Deputy Minister of Women, Youths and Children Affairs of the National Unity Government
- Incumbent
- Assumed office 16 April 2021
- President: Win Myint
- Minister: Naw Susanna Hla Hla Soe
- Vice President: Duwa Lashi La

Personal details
- Born: 11 September 1994 (age 31) Burma
- Party: DPNS
- Alma mater: Mandalay University
- Occupation: Activist, politician

= Ei Thinzar Maung =

Burmese politician and activist

Ei Thinzar Maung (Burmese: အိသဉ္ဇာမောင်, born 11 September 1994) is a Burmese activist and politician. She is the incumbent Deputy Minister of Women, Youths and Children Affairs of the National Unity Government.

She has appeared on the Time 100 for 2021, along with Esther Ze Naw.

==Early life and career==
Ei Thinzar Maung was born on 11 September 1994. She obtained a Diploma of Foreign Language at Mandalay University.

==Political career==
She has been an activist since 2012, focusing on minority issues and joined the All Burma Federation of Student Unions.

On 6 March 2015, she was arrested by police during a protest to amend the 2014 Myanmar Education Law in Letpadan. In the same day, she was released. She was re-arrested on 10 March, and was imprisoned in Thayawaddy Prison. She released in 2016, the same year she chaired the 2016 Student General Assembly. She later served as the President of the Student Union of Yadanabon University.
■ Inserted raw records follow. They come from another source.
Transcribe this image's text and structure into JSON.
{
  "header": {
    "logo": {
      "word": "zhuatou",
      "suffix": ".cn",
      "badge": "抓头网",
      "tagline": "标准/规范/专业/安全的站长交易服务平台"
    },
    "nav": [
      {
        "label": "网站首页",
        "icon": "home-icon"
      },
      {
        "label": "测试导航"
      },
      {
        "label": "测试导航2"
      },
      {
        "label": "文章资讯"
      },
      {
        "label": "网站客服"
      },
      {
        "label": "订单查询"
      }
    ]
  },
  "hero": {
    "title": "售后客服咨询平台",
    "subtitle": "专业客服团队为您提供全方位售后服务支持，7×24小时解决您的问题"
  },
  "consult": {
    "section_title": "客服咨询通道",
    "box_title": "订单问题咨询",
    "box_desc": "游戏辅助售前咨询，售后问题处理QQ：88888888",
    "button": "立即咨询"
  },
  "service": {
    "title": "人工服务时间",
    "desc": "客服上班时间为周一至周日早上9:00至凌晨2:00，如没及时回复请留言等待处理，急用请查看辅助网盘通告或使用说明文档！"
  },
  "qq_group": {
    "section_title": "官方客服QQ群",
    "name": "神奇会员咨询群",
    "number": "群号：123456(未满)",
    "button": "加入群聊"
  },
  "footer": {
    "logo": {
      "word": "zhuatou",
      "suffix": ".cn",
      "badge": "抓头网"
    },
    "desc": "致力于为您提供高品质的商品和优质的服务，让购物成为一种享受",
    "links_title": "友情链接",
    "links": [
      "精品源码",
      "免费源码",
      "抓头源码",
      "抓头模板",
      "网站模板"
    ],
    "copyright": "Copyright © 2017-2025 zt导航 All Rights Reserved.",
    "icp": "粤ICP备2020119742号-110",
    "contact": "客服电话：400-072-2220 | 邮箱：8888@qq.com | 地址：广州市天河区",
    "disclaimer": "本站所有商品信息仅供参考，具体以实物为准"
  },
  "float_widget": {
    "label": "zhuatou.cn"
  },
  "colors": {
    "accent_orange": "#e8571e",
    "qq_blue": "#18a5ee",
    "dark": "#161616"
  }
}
She contested for Pabedan Township under the banner of the Democratic Party for a New Society (DPNS) at the 2020 election but was not elected. She was among the first to lead anti-coup protests in Yangon five days after the military coup in February 2021.

== Awards ==
In 2022, Maung received the International Women of Courage Award from the United States Department of State.